Die Plätze in den Unterkünften der Stadt sind fast voll, nur 387 Plätze in Wohnheimen und Wohnungen stehen in Summe zur Verfügung. Hinzu kommen die Nachtcafés.

Die Gäste kämpfen teils mit prekären Lebenssituationen

"Wir geben jeden Tag um die 50 Notfallpakete aus. Am Ende des Monats sind es deutlich mehr als zu Anfang", so Herbst. In diesen Paketen sind Lebensmittel des täglichen Bedarfs, etwa Toastbrot und Joghurt. Im Jahr 2023 waren 50 Prozent mehr Menschen bei der Heilsarmee zum Essen als im Jahr davor, berichten Herbst und ihr Kollege, Sozialarbeiter Nico Schmiedhofer. Bei den Notfallpaketen waren es 30 Prozent mehr. Im ganzen Jahr haben sie 8.058 dieser Pakete verteilt.

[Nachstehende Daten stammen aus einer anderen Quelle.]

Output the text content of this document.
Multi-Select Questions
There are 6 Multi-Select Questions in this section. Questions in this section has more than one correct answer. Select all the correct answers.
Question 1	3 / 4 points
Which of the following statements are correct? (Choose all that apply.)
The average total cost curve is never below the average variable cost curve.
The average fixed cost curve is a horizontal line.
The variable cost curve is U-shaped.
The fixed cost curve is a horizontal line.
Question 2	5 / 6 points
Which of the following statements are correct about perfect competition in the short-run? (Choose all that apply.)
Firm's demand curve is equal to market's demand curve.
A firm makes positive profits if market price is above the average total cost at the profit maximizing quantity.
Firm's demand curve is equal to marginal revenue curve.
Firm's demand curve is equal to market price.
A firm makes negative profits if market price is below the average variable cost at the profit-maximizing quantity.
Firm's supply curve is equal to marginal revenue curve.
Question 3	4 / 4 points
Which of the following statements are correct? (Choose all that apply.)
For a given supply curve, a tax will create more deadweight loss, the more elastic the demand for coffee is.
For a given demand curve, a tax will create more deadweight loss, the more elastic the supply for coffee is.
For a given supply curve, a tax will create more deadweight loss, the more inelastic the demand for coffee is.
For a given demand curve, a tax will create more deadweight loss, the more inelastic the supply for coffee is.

Lebensmittelspenden bekommt die Heilsarmee von verschiedenen Supermärkten, die angefahren werden. Für diese Aufgabe suchen Anita Herbst und ihr Team noch ehrenamtliche Helfer. Die Sozialarbeiter freuen sich immer über Spenden an haltbaren Lebensmitteln wie Nudeln und Reis. Aber auch über Schlafsäcke, Isomatten und Winterkleidung.

Supermärkten spenden der Heilsarmee Lebensmittel.
Supermärkten spenden der Heilsarmee Lebensmittel. © Marion Doering

Die Gäste, die kommen, kämpfen teils mit prekären Lebenssituationen. Armut, Obdach- oder Wohnungslosigkeit, Suchterkrankungen oder Gewalterfahrungen. "Viele Alleinstehende sind dabei, die Kontakte suchen. Der Großteil der Menschen ist von Mitte 20 bis Anfang 70", sagt Sozialarbeiter Nico Schmiedhofer.

"Wir haben sehr viele Stammgäste, die wir teilweise auch im Streetwork ansprechen und auf unser Angebot verweisen", erzählt Anita Herbst. Viele wollen essen, duschen, ihre Wäsche waschen und sich im Warmen aufhalten. Das nutzen die Sozialpädagogen, um mit den Besuchern über Anträge beim Sozialamt und Jobcenter sowie die Vermittlung zurück in eine eigene Wohnung zu sprechen. "Das Thema 'angespannter Wohnungsmarkt' ist ein großes. Wer einmal seine Wohnung verloren hat, hat es sehr schwer, wieder eine neue Wohnung zu finden", sagt Herbst.

So wie bei Heinz, Ronny und Martin. Sie sind jedoch dankbar, dass es Angebote wie den Tagestreff gibt. Auch und gerade jetzt im Winter. Ein warmer Ort zum Aufwärmen, der durch viele persönliche Gespräche auch das Herz ein wenig wärmt.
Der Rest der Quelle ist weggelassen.